Luckily, Facebook was able to get its backbone network back online once engineers toyed around in the data center. However, the company goes on to explain how it was faced with another challenge: a sudden surge of traffic that was sure to come once they flicked the switch.
“Once our backbone network connectivity was restored across our data center regions, everything came back up with it. But the problem was not over — we knew that flipping our services back on all at once could potentially cause a new round of crashes due to a surge in traffic. Individual data centers were reporting dips in power usage in the range of tens of megawatts, and suddenly reversing such a dip in power consumption could put everything from electrical systems to caches at risk.”
Facebook says it regularly simulates traffic surges like these in what they call “storm” drills. “Experience from these drills gave us the confidence and experience to bring things back online and carefully manage the increasing loads. In the end, our services came back up relatively quickly without any further systemwide failures.”
Janardhan then proceeded to elaborate on how Facebook plans to learn from this outage:“Every failure like this is an opportunity to learn and get better, and there’s plenty for us to learn from this one. After every issue, small and large, we do an extensive review process to understand how we can make our systems more resilient. That process is already underway. “We’ve done extensive work hardening our systems to prevent unauthorized access, and it was interesting to see how that hardening slowed us down as we tried to recover from an outage caused not by malicious activity, but an error of our own making. I believe a tradeoff like this is worth it — greatly increased day-to-day security vs. a slower recovery from a hopefully rare event like this. From here on out, our job is to strengthen our testing, drills, and overall resilience to make sure events like this happen as rarely as possible.”

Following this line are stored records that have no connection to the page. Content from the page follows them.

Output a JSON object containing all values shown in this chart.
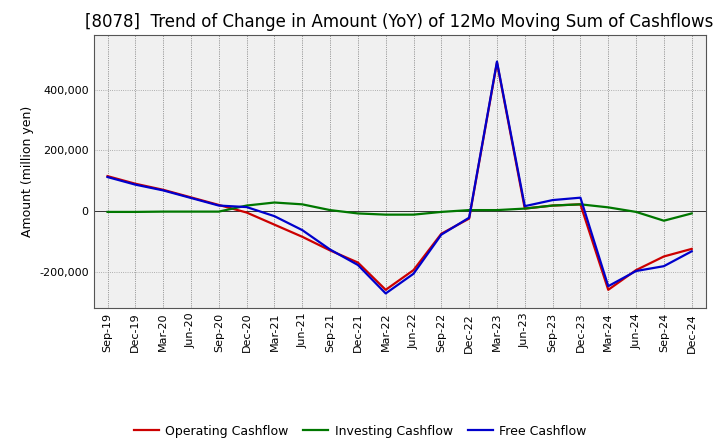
{
  "title": "[8078]  Trend of Change in Amount (YoY) of 12Mo Moving Sum of Cashflows",
  "ylabel": "Amount (million yen)",
  "x_labels": [
    "Sep-19",
    "Dec-19",
    "Mar-20",
    "Jun-20",
    "Sep-20",
    "Dec-20",
    "Mar-21",
    "Jun-21",
    "Sep-21",
    "Dec-21",
    "Mar-22",
    "Jun-22",
    "Sep-22",
    "Dec-22",
    "Mar-23",
    "Jun-23",
    "Sep-23",
    "Dec-23",
    "Mar-24",
    "Jun-24",
    "Sep-24",
    "Dec-24"
  ],
  "operating": [
    115000,
    90000,
    70000,
    45000,
    20000,
    -5000,
    -45000,
    -85000,
    -130000,
    -170000,
    -260000,
    -195000,
    -75000,
    -25000,
    490000,
    8000,
    18000,
    22000,
    -260000,
    -195000,
    -150000,
    -125000
  ],
  "investing": [
    -3000,
    -3000,
    -2000,
    -2000,
    -2000,
    18000,
    28000,
    22000,
    3000,
    -8000,
    -12000,
    -12000,
    -3000,
    3000,
    3000,
    8000,
    18000,
    22000,
    12000,
    -3000,
    -32000,
    -8000
  ],
  "free": [
    112000,
    87000,
    68000,
    43000,
    18000,
    13000,
    -17000,
    -63000,
    -127000,
    -178000,
    -272000,
    -207000,
    -78000,
    -22000,
    493000,
    16000,
    36000,
    44000,
    -248000,
    -198000,
    -182000,
    -133000
  ],
  "operating_color": "#cc0000",
  "investing_color": "#007700",
  "free_color": "#0000cc",
  "plot_bg_color": "#f0f0f0",
  "fig_bg_color": "#ffffff",
  "grid_color": "#999999",
  "ylim": [
    -320000,
    580000
  ],
  "yticks": [
    -200000,
    0,
    200000,
    400000
  ],
  "title_fontsize": 12,
  "axis_label_fontsize": 9,
  "tick_fontsize": 8,
  "legend_fontsize": 9,
  "linewidth": 1.6
}
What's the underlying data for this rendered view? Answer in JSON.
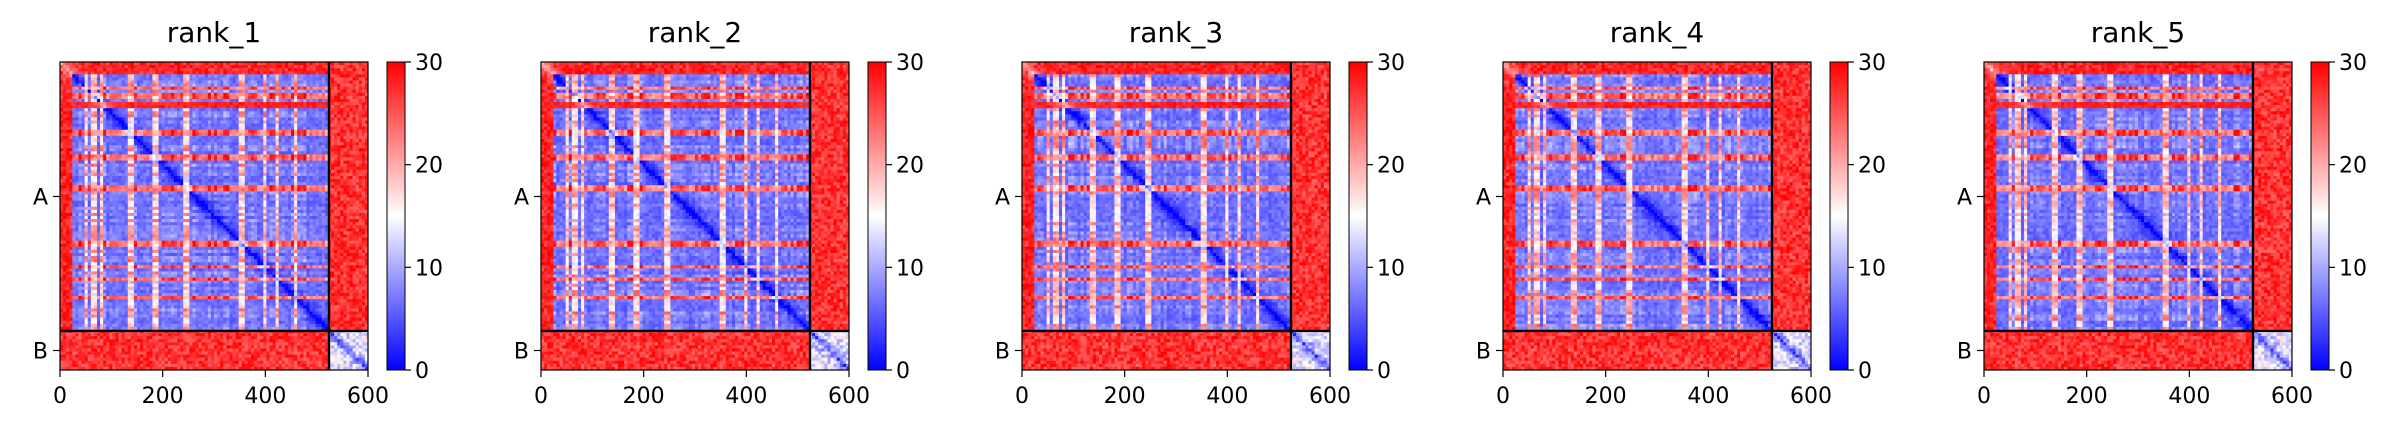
{
  "chart_data": [
    {
      "type": "heatmap",
      "title": "rank_1",
      "x_ticks": [
        "0",
        "200",
        "400",
        "600"
      ],
      "y_ticks": [
        "A",
        "B"
      ],
      "xlim": [
        0,
        600
      ],
      "chains": [
        {
          "label": "A",
          "length": 524
        },
        {
          "label": "B",
          "length": 76
        }
      ],
      "colorbar": {
        "min": 0,
        "max": 30,
        "ticks": [
          "0",
          "10",
          "20",
          "30"
        ]
      },
      "variant": 1
    },
    {
      "type": "heatmap",
      "title": "rank_2",
      "x_ticks": [
        "0",
        "200",
        "400",
        "600"
      ],
      "y_ticks": [
        "A",
        "B"
      ],
      "xlim": [
        0,
        600
      ],
      "chains": [
        {
          "label": "A",
          "length": 524
        },
        {
          "label": "B",
          "length": 76
        }
      ],
      "colorbar": {
        "min": 0,
        "max": 30,
        "ticks": [
          "0",
          "10",
          "20",
          "30"
        ]
      },
      "variant": 2
    },
    {
      "type": "heatmap",
      "title": "rank_3",
      "x_ticks": [
        "0",
        "200",
        "400",
        "600"
      ],
      "y_ticks": [
        "A",
        "B"
      ],
      "xlim": [
        0,
        600
      ],
      "chains": [
        {
          "label": "A",
          "length": 524
        },
        {
          "label": "B",
          "length": 76
        }
      ],
      "colorbar": {
        "min": 0,
        "max": 30,
        "ticks": [
          "0",
          "10",
          "20",
          "30"
        ]
      },
      "variant": 3
    },
    {
      "type": "heatmap",
      "title": "rank_4",
      "x_ticks": [
        "0",
        "200",
        "400",
        "600"
      ],
      "y_ticks": [
        "A",
        "B"
      ],
      "xlim": [
        0,
        600
      ],
      "chains": [
        {
          "label": "A",
          "length": 524
        },
        {
          "label": "B",
          "length": 76
        }
      ],
      "colorbar": {
        "min": 0,
        "max": 30,
        "ticks": [
          "0",
          "10",
          "20",
          "30"
        ]
      },
      "variant": 4
    },
    {
      "type": "heatmap",
      "title": "rank_5",
      "x_ticks": [
        "0",
        "200",
        "400",
        "600"
      ],
      "y_ticks": [
        "A",
        "B"
      ],
      "xlim": [
        0,
        600
      ],
      "chains": [
        {
          "label": "A",
          "length": 524
        },
        {
          "label": "B",
          "length": 76
        }
      ],
      "colorbar": {
        "min": 0,
        "max": 30,
        "ticks": [
          "0",
          "10",
          "20",
          "30"
        ]
      },
      "variant": 5
    }
  ],
  "colors": {
    "low": "#0000ff",
    "mid": "#ffffff",
    "high": "#ff0000",
    "boundary": "#000000"
  }
}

Facebook should be way more careful with this stuff. There were two instances where what seemed to be minor bugs were capable of collapsing Facebook’s foundation, making it impossible for users to access its various apps and products and impossible for Facebook to remotely fix the problems. A mere coincidence between two coding errors was enough to shut down one of the world’s largest online presences for hours.
Let’s just hope Facebook learns its lesson. It has to – it’s literally responsible for billions of users and their interaction with one another.